Revisiting Italian Post-Neorealist Science-Fiction Cinema (1963-74)

Abstract. This paper examines the significant occurrence of sf within the post-neorealist period of Italian filmmaking, arguing that alien invasion, dystopia, and nuclear disaster stories provided prescient contemporary forms through which to evaluate the economic, political, technological, and cultural shifts evinced in the post-war period marked by the miracolo economico italiano [Italian economic miracle] and anni di piombo [years of lead]. In doing so, I isolate two distinct production cycles. In an initial wave of production, filmmakers mobilized sf as a vehicle for veiled social satire, providing an ironic variation on the era’s commedia all’italiana. Then, in the late sixties, a number of increasingly experimental sf art films provided estranged contexts for more radical, open-ended meditations on the present and future.


Robert Rushing

The Weight of History: Immunity and the Nation in Italian Science-Fiction Cinema

Abstract.

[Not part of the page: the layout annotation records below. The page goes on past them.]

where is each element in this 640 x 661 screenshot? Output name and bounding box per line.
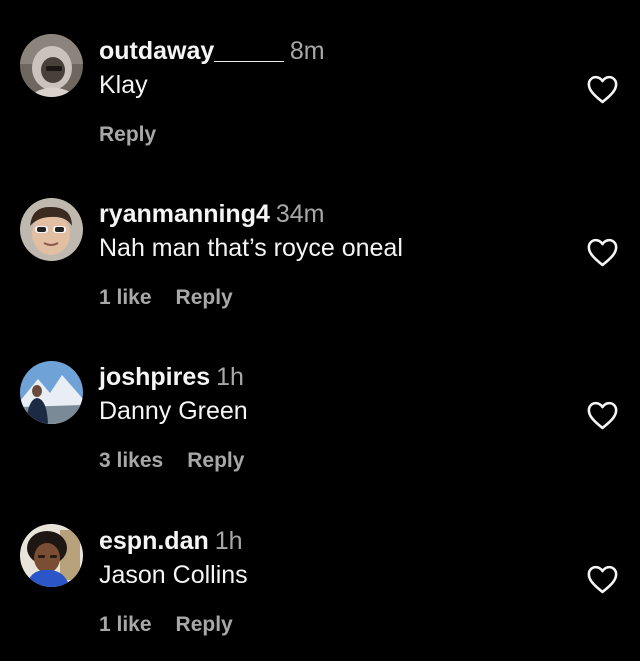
likes-count[interactable]: 1 like — [99, 613, 152, 636]
comment-item: espn.dan 1h Jason Collins 1 like Reply — [0, 490, 640, 640]
comment-actions: 1 like Reply — [99, 285, 233, 311]
comment-text: Nah man that’s royce oneal — [99, 234, 403, 262]
comment-time: 8m — [289, 37, 325, 65]
comment-item: ryanmanning4 34m Nah man that’s royce one… — [0, 163, 640, 313]
avatar-hooded-person-icon — [20, 34, 83, 97]
comment-item: joshpires 1h Danny Green 3 likes Reply — [0, 326, 640, 476]
likes-count[interactable]: 1 like — [99, 286, 152, 309]
comment-time: 1h — [216, 363, 244, 391]
heart-outline-icon[interactable] — [586, 74, 619, 104]
username-link[interactable]: ryanmanning4 — [99, 200, 270, 228]
avatar-curly-hair-person-icon — [20, 524, 83, 587]
username-link[interactable]: outdaway_____ — [99, 37, 284, 65]
reply-button[interactable]: Reply — [99, 123, 156, 146]
heart-outline-icon[interactable] — [586, 237, 619, 267]
comment-actions: 1 like Reply — [99, 612, 233, 638]
reply-button[interactable]: Reply — [176, 613, 233, 636]
comment-header: outdaway_____ 8m — [99, 36, 325, 66]
comment-header: joshpires 1h — [99, 362, 244, 392]
comment-header: espn.dan 1h — [99, 526, 243, 556]
comment-text: Danny Green — [99, 397, 248, 425]
avatar[interactable] — [20, 524, 83, 587]
avatar[interactable] — [20, 198, 83, 261]
heart-outline-icon[interactable] — [586, 400, 619, 430]
username-link[interactable]: joshpires — [99, 363, 210, 391]
avatar[interactable] — [20, 361, 83, 424]
username-link[interactable]: espn.dan — [99, 527, 209, 555]
comment-text: Jason Collins — [99, 561, 248, 589]
reply-button[interactable]: Reply — [176, 286, 233, 309]
avatar[interactable] — [20, 34, 83, 97]
comment-actions: Reply — [99, 122, 156, 148]
avatar-sunglasses-person-icon — [20, 198, 83, 261]
comment-item: outdaway_____ 8m Klay Reply — [0, 0, 640, 150]
heart-outline-icon[interactable] — [586, 564, 619, 594]
comment-header: ryanmanning4 34m — [99, 199, 325, 229]
avatar-mountain-person-icon — [20, 361, 83, 424]
reply-button[interactable]: Reply — [187, 449, 244, 472]
comment-time: 34m — [275, 200, 325, 228]
comment-actions: 3 likes Reply — [99, 448, 244, 474]
comment-time: 1h — [214, 527, 243, 555]
comment-text: Klay — [99, 71, 148, 99]
likes-count[interactable]: 3 likes — [99, 449, 163, 472]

This paper argues that Italian sf films imagine a distinctly non-Italian future. This future is not simply, as in much global science fiction, one in which we have transcended nation states, but a future without Italians, one in which there is no trace of Italian characters. The philosopher Roberto Esposito argues that Italian thinking is distinctively Italian precisely in its lack of coherent national character, a lack that emerges from its essentially biopolitical character—it recognizes the fragility of the body, as well as the fragility of the body politic, that cannot be “immunized” against historical risk, made safe for the future. This insight allows us in turn to understand two of the most salient features of Italian sf films: their preference for post-apocalyptic (and hence post-national and non-national) scenarios, often presented as serious speculations about the future, and their insistence on marking visions of a specifically Italian future as parodic or ludicrous. Following these two lines, the essay reviews the history of Italian sf cinema, particularly from the 1960s to the present.